The fire of May 1939 destroyed most of the auditorium and stage but left much of the 1927 front portion and façade intact. The façade was retained during reconstruction, while architect Edward J. Wood designed a new auditorium and stage in the Streamline Moderne style.

The rebuilt auditorium used curved wall surfaces and vertical architectural elements around the proscenium. The mezzanine overlooked the lobby, which included a large circular chandelier, while recessed uplighting was used throughout the auditorium and other public spaces.

===2017–2018 rehabilitation===

The rehabilitation undertaken after the city's acquisition of the building restored the exterior and repaired the historic windows. The project preserved and repaired features including the lobby chandeliers, terrazzo floors, water fountains, grand staircases, coved plaster ceilings, proscenium, decorative glass displays, and portions of the original flooring. A new marquee with LED lighting and a video display was installed.

The project also made the building accessible under the Americans with Disabilities Act and added two additions containing expanded restrooms, concession facilities, and green rooms and dressing rooms connected to the stage. The basement received new drainage and an orchestra green room, while the second floor was adapted as an educational center.

==Rehabilitation cost and funding==

The 2017–2018 rehabilitation had a total project cost of $23,715,605. Funding included sales-tax revenue bonds, private contributions, federal and state historic tax credits, New Markets Tax Credit financing, developer equity, and city funds.
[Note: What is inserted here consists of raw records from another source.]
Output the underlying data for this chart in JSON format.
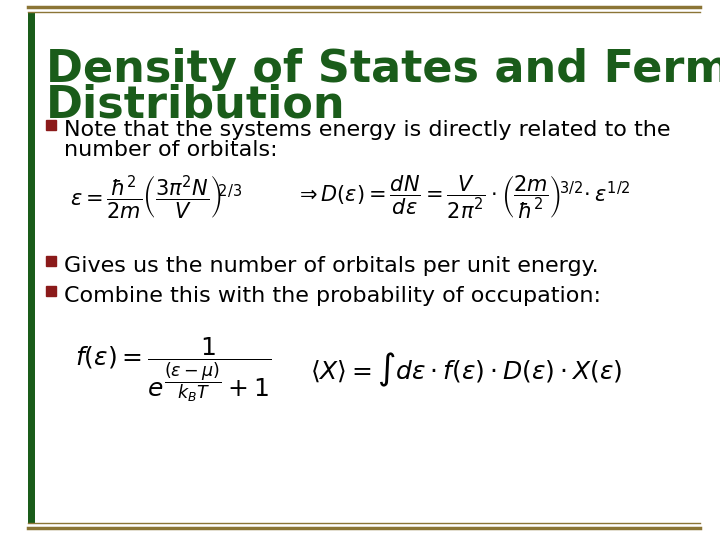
{
  "title_line1": "Density of States and Fermi-Dirac",
  "title_line2": "Distribution",
  "title_color": "#1a5c1a",
  "title_fontsize": 32,
  "background_color": "#ffffff",
  "border_color": "#8B7536",
  "bullet_color": "#8B1A1A",
  "bullet1_line1": "Note that the systems energy is directly related to the",
  "bullet1_line2": "number of orbitals:",
  "bullet2_text": "Gives us the number of orbitals per unit energy.",
  "bullet3_text": "Combine this with the probability of occupation:",
  "text_fontsize": 16,
  "eq_fontsize": 15,
  "eq2_fontsize": 18
}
The National Park Service reported the project's funding sources as:

- USDA Sales Tax Revenue Refunding Bonds – $8,507,921
- Capital campaign and local donors – $1,069,268
- Federal Historic Tax Credit – $2,322,733
- West Virginia Historic Tax Credit – $1,128,810
- New Markets Tax Credits – $5,039,064
- Developer equity – $1,116,479
- City stabilization fund – $4,531,330

Clarksburg enacted a 1% sales and use tax in 2015, effective July 1, 2016. The city identified the Robinson Grand renovation as one of the projects to be supported by the additional revenue. Sales-tax revenue was later used for debt service on bonds financing the theater project.